20120728 AFP Zimbabwe's President Robert Mugabe praised the country's first community mining project Thursday, under new laws that give mining rights to communities around the notorious Marange diamond fields.
Zimbabwe's so-called indigenisation, or equity, laws require foreign companies to cede 51 percent of their shares to local blacks, in an attempt to reverse the inequalities caused by the country's colonial past.
"The Marange community trust is unique in that it will own mining rights rather than hold equity in the four companies (operating in Marange)," Mugabe said at the unveiling of the scheme.
The Marange fields have been at the center of a years-long controversy over alleged army abuses, and the Kimberley Process global watchdog suspended exports there.
The ban was lifted last year, allowing two companies to start exporting stones, a decision supported by China and India but opposed by Western nations, rights groups and the industry.
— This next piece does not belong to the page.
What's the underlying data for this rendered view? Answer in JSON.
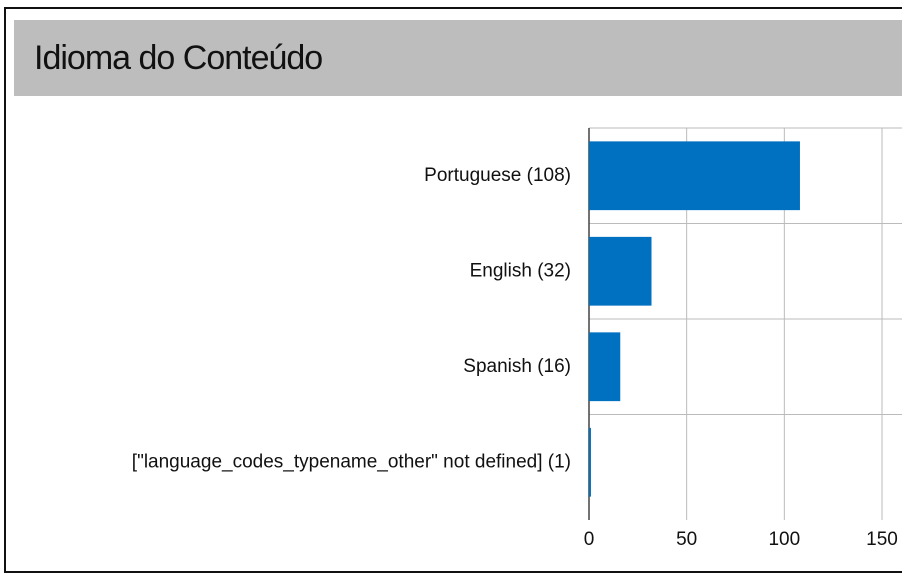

Mining companies donated $1.5 million (1.2 million euros) to the Marange trust to allow the communities to resume the mining of alluvial diamonds over the area covering 6,800 hectares.
"We need to translate our political sovereignty into economic independence," Mugabe said.
"Our indigenisation programme is one such deliberate intervention that seeks to empower previously disadvantaged Zimbabweans," he added.
Prime Minister Morgan Tsvangirai, who is Mugabe's partner in the power share government, has criticised the law, saying it will drive away foreign investment, just as the country is recovering from a decade-long economic collapse.